Some of the features Microsoft has listed as coming in the OWA for Android app include:
- Use OWA for Android to sync Mailbox contacts to your phone.
- Contacts' information can be updated from the phone's address book, which will then be synced back to the user's mailbox.
- No device administrator setup — a PIN can be set up within the app.
- In the event a phone is lost or stolen, corporate data can be remotely wiped.
Microsoft said it launched native OWA for Devices to address the "entropy" it was seeing in the way Exchange ActiveSync (EAS) was implemented in third-party devices. This in turn impacted admins who needed to know with certainty how EAS functioned when it synchronised email messages, calendar items, contacts, and other data between servers and mobile devices.
"We were seeing a lot of entropy in the device ecosystem. We would publish a spec for ActiveSync gets implemented and as more and more third parties would pick that up... we saw many more variations," Microsoft software manager Greg Baribault said on Microsoft's Office blog.
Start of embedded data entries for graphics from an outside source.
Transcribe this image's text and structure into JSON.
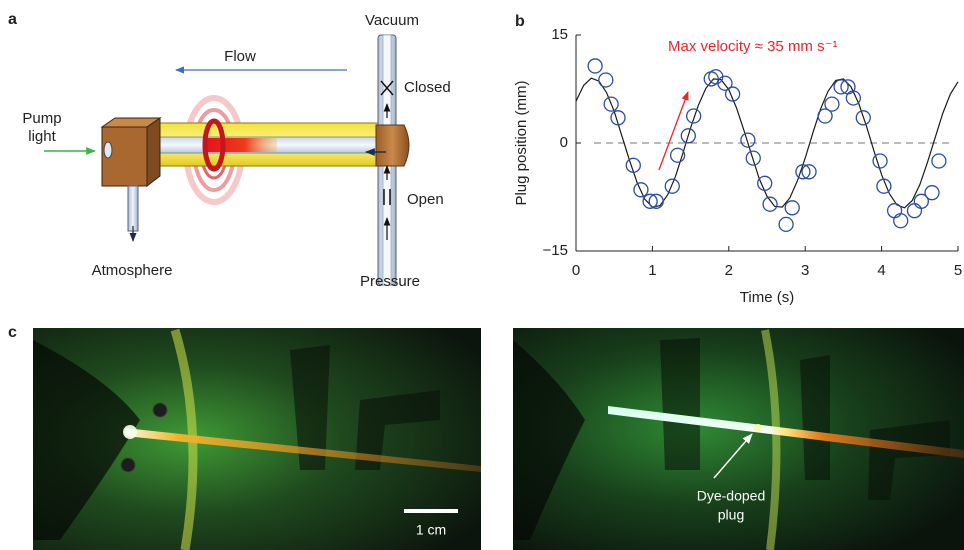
{
  "panel_a": {
    "label": "a",
    "vacuum": "Vacuum",
    "flow": "Flow",
    "closed": "Closed",
    "pump_light": [
      "Pump",
      "light"
    ],
    "open": "Open",
    "atmosphere": "Atmosphere",
    "pressure": "Pressure"
  },
  "chart_data": {
    "type": "scatter",
    "panel_label": "b",
    "annotation": "Max velocity ≈ 35 mm s⁻¹",
    "annotation_color": "#e8262b",
    "xlabel": "Time (s)",
    "ylabel": "Plug position (mm)",
    "xlim": [
      0,
      5
    ],
    "xticks": [
      0,
      1,
      2,
      3,
      4,
      5
    ],
    "ylim": [
      -15,
      15
    ],
    "yticks": [
      {
        "value": -15,
        "label": "−15"
      },
      0,
      15
    ],
    "reference_line": 0,
    "series": [
      {
        "kind": "markers",
        "color": "#2c4da0",
        "x": [
          0.25,
          0.39,
          0.46,
          0.55,
          0.75,
          0.85,
          0.97,
          1.05,
          1.26,
          1.33,
          1.47,
          1.54,
          1.77,
          1.83,
          1.95,
          2.05,
          2.25,
          2.32,
          2.47,
          2.54,
          2.75,
          2.83,
          2.97,
          3.05,
          3.26,
          3.35,
          3.47,
          3.56,
          3.63,
          3.76,
          3.98,
          4.03,
          4.17,
          4.25,
          4.43,
          4.52,
          4.66,
          4.75
        ],
        "values": [
          10.7,
          8.75,
          5.4,
          3.5,
          -3.1,
          -6.5,
          -8.1,
          -8.1,
          -6.0,
          -1.7,
          1.0,
          3.75,
          8.9,
          9.2,
          8.3,
          6.8,
          0.4,
          -2.1,
          -5.6,
          -8.5,
          -11.3,
          -9.0,
          -4.0,
          -4.0,
          3.75,
          5.4,
          7.8,
          7.8,
          6.25,
          3.5,
          -2.5,
          -6.0,
          -9.4,
          -10.8,
          -9.4,
          -8.1,
          -6.9,
          -2.5
        ]
      },
      {
        "kind": "line",
        "color": "#1a1a1a",
        "x": [
          0,
          0.1,
          0.2,
          0.3,
          0.4,
          0.5,
          0.6,
          0.7,
          0.8,
          0.9,
          1.0,
          1.1,
          1.2,
          1.3,
          1.4,
          1.5,
          1.6,
          1.7,
          1.8,
          1.9,
          2.0,
          2.1,
          2.2,
          2.3,
          2.4,
          2.5,
          2.6,
          2.7,
          2.8,
          2.9,
          3.0,
          3.1,
          3.2,
          3.3,
          3.4,
          3.5,
          3.6,
          3.7,
          3.8,
          3.9,
          4.0,
          4.1,
          4.2,
          4.3,
          4.4,
          4.5,
          4.6,
          4.7,
          4.8,
          4.9,
          5.0
        ],
        "values": [
          5.8,
          8.0,
          9.0,
          8.6,
          7.0,
          4.4,
          1.0,
          -2.4,
          -5.5,
          -7.8,
          -8.9,
          -8.7,
          -7.2,
          -4.7,
          -1.4,
          2.1,
          5.2,
          7.6,
          8.9,
          8.8,
          7.4,
          4.9,
          1.7,
          -1.7,
          -5.0,
          -7.4,
          -8.8,
          -8.9,
          -7.6,
          -5.2,
          -2.1,
          1.4,
          4.7,
          7.2,
          8.7,
          8.9,
          7.8,
          5.5,
          2.4,
          -1.1,
          -4.4,
          -7.0,
          -8.6,
          -9.0,
          -8.0,
          -5.8,
          -2.7,
          0.7,
          4.1,
          6.8,
          8.5
        ]
      }
    ]
  },
  "panel_c": {
    "label": "c",
    "scale_bar": "1 cm",
    "plug_label": [
      "Dye-doped",
      "plug"
    ]
  }
}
"In some cases we saw devices that misrepresent what they were doing. We saw devices that claimed they were device encrypted and in reality they weren’t encrypting.
"So now we own the app, so it's a Microsoft channel from end to end… Now can apply commonly used policies in to that app — can set remote wipe, PIN policies and encryption policies that apply to ActiveSync devices that are connecting and OWA for Devices apps that are connecting."